Switzerland is a federal republic governed under a constitution adopted in 1874 and amended many times since. The Swiss political system combines direct and indirect democracy with the principle of federalism, in which subnational units of government are granted wide powers. Sovereign power rests with the people, who elect representatives and also legislate directly by means of referendums. In federal elections, all citizens aged 18 or older are eligible to vote.

Under Switzerland’s system of federalism, the cantons and half-cantons exercise all the powers of government, except those delegated exclusively to the federal government. These include the power to declare war and make peace, to conclude treaties and alliances, to train, equip, and direct the armed forces, and to regulate foreign trade. Both the federal government and the subnational units (cantons and communes) have the power to levy taxes. The federal government also regulates roads, railroads, and communications; hydroelectric power; higher education; and labor. The cantons have freedom in a wide range of policy areas and a high degree of administrative autonomy.

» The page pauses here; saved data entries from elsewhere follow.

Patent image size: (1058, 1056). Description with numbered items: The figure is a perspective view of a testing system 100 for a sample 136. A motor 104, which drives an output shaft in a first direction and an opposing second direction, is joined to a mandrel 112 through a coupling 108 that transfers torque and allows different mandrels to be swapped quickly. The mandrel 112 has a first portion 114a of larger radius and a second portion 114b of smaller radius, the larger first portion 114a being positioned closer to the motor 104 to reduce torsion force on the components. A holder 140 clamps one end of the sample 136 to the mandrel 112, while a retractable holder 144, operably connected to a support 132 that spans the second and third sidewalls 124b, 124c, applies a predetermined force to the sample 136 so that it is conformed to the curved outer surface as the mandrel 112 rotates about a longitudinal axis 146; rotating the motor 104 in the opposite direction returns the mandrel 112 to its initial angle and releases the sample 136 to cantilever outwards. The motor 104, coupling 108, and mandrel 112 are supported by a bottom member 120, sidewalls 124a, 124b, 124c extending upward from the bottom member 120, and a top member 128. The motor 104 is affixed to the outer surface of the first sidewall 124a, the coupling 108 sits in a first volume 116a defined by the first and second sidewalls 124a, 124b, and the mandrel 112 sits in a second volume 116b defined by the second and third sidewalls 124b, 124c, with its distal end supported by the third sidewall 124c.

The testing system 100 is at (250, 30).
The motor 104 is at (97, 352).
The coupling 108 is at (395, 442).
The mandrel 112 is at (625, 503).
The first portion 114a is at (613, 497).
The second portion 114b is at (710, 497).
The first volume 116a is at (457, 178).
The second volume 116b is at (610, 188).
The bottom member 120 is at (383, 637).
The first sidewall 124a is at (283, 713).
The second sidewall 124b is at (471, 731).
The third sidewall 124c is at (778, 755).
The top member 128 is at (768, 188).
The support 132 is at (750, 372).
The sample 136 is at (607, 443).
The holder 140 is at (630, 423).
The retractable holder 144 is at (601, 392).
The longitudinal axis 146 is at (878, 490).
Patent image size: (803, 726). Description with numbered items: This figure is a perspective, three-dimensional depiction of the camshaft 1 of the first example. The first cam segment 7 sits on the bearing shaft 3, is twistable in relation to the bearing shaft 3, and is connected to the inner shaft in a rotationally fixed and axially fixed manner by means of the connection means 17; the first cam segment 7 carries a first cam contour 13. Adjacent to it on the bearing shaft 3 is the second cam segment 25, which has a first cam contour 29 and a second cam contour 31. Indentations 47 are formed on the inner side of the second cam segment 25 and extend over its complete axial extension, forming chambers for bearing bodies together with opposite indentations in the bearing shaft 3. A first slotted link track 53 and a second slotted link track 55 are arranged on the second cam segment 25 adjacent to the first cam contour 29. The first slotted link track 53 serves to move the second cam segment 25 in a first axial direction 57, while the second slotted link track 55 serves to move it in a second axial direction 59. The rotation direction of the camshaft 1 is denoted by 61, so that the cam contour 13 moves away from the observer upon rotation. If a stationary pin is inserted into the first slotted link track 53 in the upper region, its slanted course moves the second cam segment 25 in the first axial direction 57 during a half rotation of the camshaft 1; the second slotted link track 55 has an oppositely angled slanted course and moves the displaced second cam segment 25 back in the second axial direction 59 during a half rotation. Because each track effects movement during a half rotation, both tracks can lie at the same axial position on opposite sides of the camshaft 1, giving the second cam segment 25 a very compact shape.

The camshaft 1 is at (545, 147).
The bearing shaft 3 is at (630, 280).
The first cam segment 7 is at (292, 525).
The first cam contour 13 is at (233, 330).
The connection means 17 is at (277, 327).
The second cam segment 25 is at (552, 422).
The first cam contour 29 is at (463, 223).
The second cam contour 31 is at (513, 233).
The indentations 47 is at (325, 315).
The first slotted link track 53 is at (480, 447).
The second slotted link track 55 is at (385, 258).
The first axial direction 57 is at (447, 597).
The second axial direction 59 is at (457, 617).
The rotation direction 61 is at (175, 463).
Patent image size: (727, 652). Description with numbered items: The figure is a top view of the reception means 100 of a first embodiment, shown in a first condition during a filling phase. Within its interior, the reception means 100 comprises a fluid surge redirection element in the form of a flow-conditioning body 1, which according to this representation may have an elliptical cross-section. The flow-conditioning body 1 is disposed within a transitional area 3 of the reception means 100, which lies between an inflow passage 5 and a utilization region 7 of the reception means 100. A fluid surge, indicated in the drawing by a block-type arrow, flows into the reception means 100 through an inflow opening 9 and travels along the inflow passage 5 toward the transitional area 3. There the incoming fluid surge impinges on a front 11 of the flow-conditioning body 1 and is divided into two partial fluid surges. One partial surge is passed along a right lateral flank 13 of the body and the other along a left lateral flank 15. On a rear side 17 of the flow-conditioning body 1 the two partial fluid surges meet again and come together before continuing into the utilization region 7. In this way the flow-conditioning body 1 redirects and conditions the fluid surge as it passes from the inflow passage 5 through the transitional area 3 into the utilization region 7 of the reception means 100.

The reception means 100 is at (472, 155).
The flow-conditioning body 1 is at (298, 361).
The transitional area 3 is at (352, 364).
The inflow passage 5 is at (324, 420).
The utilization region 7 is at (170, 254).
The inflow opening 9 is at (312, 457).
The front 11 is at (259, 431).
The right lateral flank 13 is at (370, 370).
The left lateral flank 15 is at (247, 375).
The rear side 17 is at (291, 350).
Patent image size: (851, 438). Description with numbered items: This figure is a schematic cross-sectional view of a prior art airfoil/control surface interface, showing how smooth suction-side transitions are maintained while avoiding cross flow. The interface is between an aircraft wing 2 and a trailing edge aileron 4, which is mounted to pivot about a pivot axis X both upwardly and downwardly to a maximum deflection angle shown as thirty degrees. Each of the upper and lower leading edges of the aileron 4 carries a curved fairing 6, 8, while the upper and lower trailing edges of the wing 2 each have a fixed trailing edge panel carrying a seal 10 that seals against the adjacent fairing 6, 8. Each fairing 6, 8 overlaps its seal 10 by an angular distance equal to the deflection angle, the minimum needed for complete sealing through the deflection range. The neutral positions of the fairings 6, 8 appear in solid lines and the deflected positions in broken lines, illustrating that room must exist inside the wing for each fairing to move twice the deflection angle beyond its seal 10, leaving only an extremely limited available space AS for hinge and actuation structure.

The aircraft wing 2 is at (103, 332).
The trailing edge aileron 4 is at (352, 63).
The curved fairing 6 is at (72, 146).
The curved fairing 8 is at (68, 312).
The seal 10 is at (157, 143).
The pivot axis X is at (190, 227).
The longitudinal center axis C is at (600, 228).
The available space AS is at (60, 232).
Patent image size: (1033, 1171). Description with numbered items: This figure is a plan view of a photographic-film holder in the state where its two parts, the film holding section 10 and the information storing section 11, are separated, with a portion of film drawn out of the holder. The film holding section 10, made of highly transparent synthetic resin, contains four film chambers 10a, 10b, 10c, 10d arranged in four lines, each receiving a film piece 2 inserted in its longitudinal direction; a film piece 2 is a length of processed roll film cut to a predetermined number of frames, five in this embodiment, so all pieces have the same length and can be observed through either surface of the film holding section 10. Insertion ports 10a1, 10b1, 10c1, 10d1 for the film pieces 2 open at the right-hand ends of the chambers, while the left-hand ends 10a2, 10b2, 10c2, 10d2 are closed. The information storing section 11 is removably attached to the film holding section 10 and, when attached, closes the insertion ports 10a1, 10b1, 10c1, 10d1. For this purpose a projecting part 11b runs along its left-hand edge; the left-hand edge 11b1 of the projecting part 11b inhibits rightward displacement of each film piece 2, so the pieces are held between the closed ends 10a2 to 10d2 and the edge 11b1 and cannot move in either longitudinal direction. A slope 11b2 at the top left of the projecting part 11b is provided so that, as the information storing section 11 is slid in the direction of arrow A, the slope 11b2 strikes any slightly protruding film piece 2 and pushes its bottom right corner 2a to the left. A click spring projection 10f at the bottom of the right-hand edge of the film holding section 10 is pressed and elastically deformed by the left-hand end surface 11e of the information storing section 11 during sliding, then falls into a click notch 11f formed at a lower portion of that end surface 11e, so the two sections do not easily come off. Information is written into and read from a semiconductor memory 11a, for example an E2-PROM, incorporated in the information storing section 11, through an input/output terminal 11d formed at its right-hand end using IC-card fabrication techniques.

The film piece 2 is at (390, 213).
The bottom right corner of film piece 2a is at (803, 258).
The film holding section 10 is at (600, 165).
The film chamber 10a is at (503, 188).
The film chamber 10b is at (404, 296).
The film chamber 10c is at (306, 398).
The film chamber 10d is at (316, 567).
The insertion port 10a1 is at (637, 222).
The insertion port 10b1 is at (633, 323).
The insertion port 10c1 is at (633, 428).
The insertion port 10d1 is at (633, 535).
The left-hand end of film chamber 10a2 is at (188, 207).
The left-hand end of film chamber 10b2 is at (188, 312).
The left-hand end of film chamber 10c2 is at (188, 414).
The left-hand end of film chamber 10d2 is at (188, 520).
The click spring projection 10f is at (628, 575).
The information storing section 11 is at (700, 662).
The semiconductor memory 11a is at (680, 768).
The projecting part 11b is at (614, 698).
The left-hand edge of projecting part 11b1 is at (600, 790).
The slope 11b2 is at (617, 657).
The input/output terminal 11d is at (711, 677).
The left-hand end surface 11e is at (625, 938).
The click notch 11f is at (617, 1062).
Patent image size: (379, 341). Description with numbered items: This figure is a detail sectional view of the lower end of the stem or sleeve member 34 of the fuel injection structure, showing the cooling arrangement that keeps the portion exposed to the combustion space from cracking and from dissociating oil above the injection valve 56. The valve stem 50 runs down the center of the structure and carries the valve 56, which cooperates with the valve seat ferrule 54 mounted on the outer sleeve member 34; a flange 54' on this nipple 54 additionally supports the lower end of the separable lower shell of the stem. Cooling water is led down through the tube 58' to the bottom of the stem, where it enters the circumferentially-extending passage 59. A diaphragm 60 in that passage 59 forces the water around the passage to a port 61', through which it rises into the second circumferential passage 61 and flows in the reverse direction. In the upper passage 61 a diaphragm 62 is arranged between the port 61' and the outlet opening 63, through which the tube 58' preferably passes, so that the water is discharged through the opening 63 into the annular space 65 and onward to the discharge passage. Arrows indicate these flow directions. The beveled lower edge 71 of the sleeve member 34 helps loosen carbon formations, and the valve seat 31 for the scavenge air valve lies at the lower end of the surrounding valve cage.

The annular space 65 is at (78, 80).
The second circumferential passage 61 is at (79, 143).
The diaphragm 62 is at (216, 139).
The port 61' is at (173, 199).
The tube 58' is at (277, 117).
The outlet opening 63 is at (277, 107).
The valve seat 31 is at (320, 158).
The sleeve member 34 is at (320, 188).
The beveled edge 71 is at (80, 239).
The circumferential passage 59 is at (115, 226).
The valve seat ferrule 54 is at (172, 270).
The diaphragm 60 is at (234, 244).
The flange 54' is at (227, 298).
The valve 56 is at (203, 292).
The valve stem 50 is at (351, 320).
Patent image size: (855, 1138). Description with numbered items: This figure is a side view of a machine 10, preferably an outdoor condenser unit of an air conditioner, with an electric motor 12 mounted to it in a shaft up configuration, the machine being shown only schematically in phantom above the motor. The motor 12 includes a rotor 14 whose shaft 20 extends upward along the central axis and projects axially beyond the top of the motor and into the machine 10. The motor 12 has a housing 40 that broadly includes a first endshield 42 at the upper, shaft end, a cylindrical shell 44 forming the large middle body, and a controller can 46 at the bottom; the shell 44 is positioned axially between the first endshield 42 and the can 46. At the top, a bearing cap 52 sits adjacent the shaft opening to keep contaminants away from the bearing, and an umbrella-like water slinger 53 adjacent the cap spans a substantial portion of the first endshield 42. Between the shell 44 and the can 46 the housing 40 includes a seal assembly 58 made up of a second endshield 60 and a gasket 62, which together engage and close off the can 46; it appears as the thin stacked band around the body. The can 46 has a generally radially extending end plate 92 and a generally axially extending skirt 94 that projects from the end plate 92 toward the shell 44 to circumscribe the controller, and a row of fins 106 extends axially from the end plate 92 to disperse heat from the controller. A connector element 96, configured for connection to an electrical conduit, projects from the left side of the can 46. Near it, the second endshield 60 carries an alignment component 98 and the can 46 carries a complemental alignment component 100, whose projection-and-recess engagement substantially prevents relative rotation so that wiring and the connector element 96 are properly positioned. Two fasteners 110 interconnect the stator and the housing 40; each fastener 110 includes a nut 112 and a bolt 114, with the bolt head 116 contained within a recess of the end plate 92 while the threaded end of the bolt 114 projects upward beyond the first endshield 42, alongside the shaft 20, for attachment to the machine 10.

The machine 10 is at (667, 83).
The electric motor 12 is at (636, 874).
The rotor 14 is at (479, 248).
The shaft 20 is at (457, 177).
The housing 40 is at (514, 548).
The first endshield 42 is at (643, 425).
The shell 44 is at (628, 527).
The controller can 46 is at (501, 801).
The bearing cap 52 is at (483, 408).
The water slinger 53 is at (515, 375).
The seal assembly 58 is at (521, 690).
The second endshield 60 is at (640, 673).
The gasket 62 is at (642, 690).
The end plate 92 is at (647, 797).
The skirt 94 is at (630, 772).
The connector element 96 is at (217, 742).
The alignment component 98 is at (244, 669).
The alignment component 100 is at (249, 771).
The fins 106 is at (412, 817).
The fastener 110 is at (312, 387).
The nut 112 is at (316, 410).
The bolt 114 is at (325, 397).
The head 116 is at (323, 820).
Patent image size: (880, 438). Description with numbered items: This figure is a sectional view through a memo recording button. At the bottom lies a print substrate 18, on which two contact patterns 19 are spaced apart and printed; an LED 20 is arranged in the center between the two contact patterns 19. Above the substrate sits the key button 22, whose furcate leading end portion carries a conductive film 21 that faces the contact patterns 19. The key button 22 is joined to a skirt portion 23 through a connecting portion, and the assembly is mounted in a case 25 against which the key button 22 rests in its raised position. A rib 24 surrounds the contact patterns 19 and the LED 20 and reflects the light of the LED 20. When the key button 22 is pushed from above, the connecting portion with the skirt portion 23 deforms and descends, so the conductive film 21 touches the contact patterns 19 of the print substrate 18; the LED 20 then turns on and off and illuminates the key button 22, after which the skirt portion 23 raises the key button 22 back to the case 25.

The referendum is an important instrument of direct democracy in Switzerland. A constitutional amendment may be initiated by a petition of 100,000 voters and must be ratified by referendum. A petition of 50,000 voters or eight cantons can force a referendum on proposed laws. Referendums have decided many significant issues in Switzerland. These include creating the canton of Jura in 1979; rejecting restrictions on abortion and some forms of contraception in 1985; tightening constraints on immigration and political asylum in 1987; making racial discrimination, racist propaganda, and denial of the German Nazi Holocaust illegal in 1994; and defeating a proposal to abolish the military in 2001. In 2002 Swiss voters approved a referendum supporting Swiss membership in the United Nations. Referendums have also been central to extending rights to women. A referendum in 1971 granted women the right to vote in federal elections (a right eventually extended in all the cantons by 1990), and an equal rights amendment to the constitution was approved by referendum in 1981. A 1985 referendum granted women legal equality with men in marriage.